Univariate Gap Filling

3. TOOLKIT DEMONSTRATION

-Univariate Gap filling by SSA

(Note: In a demo version SSA Gap-Filling is available only for data in example projects. In a licensed copy this feature is enabled after activation with a purchased Serial No.).

A novel, iterative form of SSA is used to analyze univariate datasets with uneven sampling or missing observations. Gaps are filled-in by utilizing temporal correlations in the dataset. File data with "NaN" values (case insensitive) are treated as missing. Gap-filling feature is available in Advanced options of SSA panel. Please see MSSA Gap-filling for multivariate datasets.

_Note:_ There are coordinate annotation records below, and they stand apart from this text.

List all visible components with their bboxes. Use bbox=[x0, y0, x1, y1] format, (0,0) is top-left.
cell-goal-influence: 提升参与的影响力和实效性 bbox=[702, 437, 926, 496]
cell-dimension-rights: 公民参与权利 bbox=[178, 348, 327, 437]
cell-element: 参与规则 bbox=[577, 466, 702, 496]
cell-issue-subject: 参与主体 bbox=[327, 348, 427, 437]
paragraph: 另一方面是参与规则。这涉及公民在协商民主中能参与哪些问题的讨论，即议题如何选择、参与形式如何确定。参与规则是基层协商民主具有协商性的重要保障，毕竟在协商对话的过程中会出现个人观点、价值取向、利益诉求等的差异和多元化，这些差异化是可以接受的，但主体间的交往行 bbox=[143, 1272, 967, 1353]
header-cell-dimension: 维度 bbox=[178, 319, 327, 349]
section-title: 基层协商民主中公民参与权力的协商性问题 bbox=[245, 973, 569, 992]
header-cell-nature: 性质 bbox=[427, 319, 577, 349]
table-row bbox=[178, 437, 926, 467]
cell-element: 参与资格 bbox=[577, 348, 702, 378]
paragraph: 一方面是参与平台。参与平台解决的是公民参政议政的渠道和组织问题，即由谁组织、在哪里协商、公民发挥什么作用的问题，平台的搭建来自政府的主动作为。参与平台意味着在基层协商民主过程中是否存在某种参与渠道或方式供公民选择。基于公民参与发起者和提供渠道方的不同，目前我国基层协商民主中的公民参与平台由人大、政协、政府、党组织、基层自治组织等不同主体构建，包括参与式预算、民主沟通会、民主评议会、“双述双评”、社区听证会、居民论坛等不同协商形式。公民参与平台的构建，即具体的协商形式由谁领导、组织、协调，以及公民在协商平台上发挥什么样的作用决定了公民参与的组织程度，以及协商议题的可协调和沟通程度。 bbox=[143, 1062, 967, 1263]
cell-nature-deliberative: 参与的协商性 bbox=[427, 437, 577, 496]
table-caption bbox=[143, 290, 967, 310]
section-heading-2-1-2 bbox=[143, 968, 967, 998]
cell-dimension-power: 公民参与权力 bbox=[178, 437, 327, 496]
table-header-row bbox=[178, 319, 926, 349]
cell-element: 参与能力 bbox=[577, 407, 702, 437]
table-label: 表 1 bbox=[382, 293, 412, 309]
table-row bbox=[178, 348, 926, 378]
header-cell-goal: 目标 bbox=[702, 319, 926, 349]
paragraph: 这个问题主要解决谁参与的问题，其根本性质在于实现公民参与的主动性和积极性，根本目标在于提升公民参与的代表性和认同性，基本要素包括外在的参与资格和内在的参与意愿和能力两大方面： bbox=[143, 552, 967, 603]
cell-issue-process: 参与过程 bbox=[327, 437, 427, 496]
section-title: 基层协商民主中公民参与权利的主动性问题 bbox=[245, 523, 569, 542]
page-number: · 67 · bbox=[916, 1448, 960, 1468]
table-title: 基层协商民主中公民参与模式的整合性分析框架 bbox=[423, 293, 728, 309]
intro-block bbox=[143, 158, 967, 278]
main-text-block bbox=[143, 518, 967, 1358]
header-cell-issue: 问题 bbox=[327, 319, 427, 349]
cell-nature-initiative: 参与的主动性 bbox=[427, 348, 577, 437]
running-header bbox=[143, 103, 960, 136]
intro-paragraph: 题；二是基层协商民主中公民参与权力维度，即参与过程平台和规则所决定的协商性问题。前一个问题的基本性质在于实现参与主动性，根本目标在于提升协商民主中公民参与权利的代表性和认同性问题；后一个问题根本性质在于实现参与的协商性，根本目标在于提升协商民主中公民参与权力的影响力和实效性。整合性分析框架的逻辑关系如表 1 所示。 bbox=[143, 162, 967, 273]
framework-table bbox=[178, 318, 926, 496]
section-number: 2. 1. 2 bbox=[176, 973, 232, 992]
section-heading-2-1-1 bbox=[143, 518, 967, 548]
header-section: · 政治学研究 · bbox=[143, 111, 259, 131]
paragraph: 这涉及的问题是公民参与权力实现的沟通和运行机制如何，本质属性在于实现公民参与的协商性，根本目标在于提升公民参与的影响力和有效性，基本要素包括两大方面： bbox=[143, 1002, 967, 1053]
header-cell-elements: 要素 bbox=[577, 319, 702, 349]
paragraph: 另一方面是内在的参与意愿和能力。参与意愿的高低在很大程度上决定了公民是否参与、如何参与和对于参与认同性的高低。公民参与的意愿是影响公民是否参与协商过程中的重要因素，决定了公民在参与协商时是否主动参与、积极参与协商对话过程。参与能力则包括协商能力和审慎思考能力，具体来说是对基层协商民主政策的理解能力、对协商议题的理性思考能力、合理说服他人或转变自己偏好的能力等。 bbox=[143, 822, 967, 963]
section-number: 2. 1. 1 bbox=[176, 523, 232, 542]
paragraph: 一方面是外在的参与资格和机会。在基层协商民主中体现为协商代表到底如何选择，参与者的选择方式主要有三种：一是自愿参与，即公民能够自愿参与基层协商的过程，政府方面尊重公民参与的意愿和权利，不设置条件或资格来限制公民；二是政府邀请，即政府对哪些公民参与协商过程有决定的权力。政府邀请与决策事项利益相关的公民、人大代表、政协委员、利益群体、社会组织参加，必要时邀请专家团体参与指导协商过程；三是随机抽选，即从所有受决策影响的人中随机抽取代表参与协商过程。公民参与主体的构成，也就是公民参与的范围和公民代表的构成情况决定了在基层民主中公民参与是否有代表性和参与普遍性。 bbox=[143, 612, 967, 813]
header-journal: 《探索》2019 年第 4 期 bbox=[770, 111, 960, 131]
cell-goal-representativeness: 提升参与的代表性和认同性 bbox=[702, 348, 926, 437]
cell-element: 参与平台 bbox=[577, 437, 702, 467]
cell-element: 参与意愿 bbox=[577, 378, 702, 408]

The user needs to select the data in the Data pop-up menu of SSA tool, specify the SSA window size (large enough to cover longest temporal correlations; it can be the largest temporal periodicity in the dataset), and the number of SSA components. Then gap-filling can be done just by clicking Fill in Gap-filling box of Advanced options. The filled-in data is stored in the vector with a name specified in Result box, while the SSA spectral estimate is stored in matrix with a name specified in Spectrum box on main SSA panel. Estimated leading T-EOFs and T-PCs, up to the specified number of SSA components, are stored in matrices with names obtained by prefixing "eof_", and "pc_" to a Spectrum name, and can be accessed in Data I/O tool. They can be plotted by selecting rows from SSA components table in Advanced options, and hitting a Plot PCs or Plot EOFs button. The estimated leading T-EOFs and T-PCs can be used for reconstruction as well.

gap filling

By clicking Plot in Result, user can compare the gappy and dataset with missing values filled-in. When plotting missing data, user can select in Preferences option to connect all the available points through gaps:

The number of SSA components one has to use really depends on the dataset, and in particular on the amount of noise present. The main idea is to discard higher-ranked components corresponding to noise. If CVL error box is checked in Gap-filling options, a number of cross-validation experiments is performed (set in Preferences), where a small portion of the existing points is flagged as being missing (in random), and the rms error is calculated for filled-in data. The optimum number of components corresponds to a minimum of such error averaged over all cross-validation sets. The error can be plotted by Plot CVL button. The random seed for choosing the points for cross-validation can be changed in Preferences, as well as convergence criterion for missing values. User can perform such cross-validation experiments for different SSA Window values in order to find optimum parameters for gap-filling. In addition, range of values of filled-in data can be constrained by setting optional Max and Min limits. The percentage of the dataset variance used to fill the gaps is written to Log.

If smooth box is checked in Gap-filling options, then Result will be the estimated smooth component of dataset everywhere, including the points with available data. Otherwise, Result will take values of existing data, and the missing values will be filled-in with the smooth component. If results from several gap-filling calculations have been stored in different vectors, the parameters used (including Preferences) will be restored in GUI by simply selecting correspondent vector from a Result pop-up list.

Here we demonstrate Toolkit capabilities for gap filling on synthetic time series, with and without noise, following Examples/Univariate Gap Filling folder of kSpectra distribution.

First we consider the synthetic test series, 600 data points long, which consists of oscillatory component with a period of T=40 units. This oscillation is modulated both in amplitude and phase with period of T=120. The gaps are created by selecting in random 91% of datapoints. Figure below shows filled-in and gappy datasets.

missing data

By using "draw line through data gaps" in Preferences (see above), user can compare SSA-filled in data with the linear interpolation between available data points:

missing observations

Next figure shows the almost perfect reconstruction of missing observations by comparing filled-in and the original (full) data.

For such a pure oscillatory signal there are no "noise" SSA components, so in this case we used large (25) number of components with SSA window equal to 120. This result can be confirmed by performing cross-validation as described above.

Next, we consider the same oscillatory carrier signal contaminated by large amplitude white noise. Two gappy data sets have large continuous gaps in different locations. Figures below show how the data in the gaps is filled-in by the estimated oscillatory component.

The reconstruction above corresponds to the seven leading SSA components that contain the oscillatory signal only. When number of components is increased, the reconstruction in gaps will involve noise, which can be also useful for some applications. Break in the slope of SSA spectral estimate for filled-in data, indicates separation of oscillatory modes from noise (use Plot on main SSA panel).